The skill with which he is able to get into the head of the animals and see life through their eyes is mind boggling. He doesn't personify them with human thoughts and emotions but gets inside their heads and looks at life as it might be like for them, with its own imperatives for life and intrinsic rules to be learned. Buck and White Fang and all the other dogs are proud and determined, adaptable and yet driven by a primordial force inside them, willing to relinquish control of their lives to the humans they view as gods, but only while it suits them. Never before have I seen the mind of an animal more fantastically interpreted than by Jack London in these two novellas.

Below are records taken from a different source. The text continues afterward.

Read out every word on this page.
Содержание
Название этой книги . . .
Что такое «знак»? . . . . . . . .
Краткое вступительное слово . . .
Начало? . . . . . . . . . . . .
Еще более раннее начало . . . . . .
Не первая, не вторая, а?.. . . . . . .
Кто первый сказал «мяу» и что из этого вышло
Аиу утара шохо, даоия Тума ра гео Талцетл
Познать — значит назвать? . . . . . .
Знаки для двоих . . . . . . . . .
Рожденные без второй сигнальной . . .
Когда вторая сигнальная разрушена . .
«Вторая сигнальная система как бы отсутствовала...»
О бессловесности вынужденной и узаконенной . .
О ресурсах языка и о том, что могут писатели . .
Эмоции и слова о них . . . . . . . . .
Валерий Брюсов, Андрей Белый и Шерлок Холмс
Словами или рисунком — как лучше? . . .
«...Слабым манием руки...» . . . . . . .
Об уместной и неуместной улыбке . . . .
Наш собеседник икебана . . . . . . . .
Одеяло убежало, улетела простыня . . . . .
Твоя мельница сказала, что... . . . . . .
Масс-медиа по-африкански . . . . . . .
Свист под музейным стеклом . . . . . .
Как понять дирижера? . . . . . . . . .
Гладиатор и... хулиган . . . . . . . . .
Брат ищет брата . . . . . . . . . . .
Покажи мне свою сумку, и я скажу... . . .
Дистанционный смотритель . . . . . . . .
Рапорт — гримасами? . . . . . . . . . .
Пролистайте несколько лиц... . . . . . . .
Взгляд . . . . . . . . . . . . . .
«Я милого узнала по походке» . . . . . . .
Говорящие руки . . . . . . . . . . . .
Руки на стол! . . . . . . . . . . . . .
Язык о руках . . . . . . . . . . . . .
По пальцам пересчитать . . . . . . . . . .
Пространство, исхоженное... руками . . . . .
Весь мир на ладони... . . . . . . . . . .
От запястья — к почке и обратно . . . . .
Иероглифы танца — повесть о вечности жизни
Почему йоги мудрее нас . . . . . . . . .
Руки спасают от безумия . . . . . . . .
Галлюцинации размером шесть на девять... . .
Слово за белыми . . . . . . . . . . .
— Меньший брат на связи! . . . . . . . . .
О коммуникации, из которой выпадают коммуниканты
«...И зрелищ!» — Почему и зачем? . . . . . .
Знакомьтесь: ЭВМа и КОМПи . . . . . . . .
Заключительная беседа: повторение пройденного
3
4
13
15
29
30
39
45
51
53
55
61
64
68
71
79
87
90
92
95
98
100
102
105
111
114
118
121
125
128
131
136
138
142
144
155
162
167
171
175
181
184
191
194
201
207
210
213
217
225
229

They are a joy to read: beautifully described, excitingly plotted and providing fascinatingly savage insight into both the wildness and love which make up human nature. Although 'The Call of the Wild' probably has the more memorable passages and intrepid insight into the human condition, it is 'White Fang' which I enjoyed more. He is a character it is impossible not to love, even in the midst of his most vicious and terrifying moments. They are not cuddly, fuzzy, domesticated animals (these are no children's stories!) but with their independence of nature and strong will they remain thoroughly attractive, both as symbols of competing sides of human nature and characters in their own right.

"In this manner had fought forgotten ancestors. They quickened the old life within him, the old tricks which they had stamped into the heredity of the breed were his tricks... And when, on the still cold nights, he pointed his nose at a star and howled long and wolflike, it was his ancestors, dead and dust, pointing nose at star and howling down through the centuries and through him."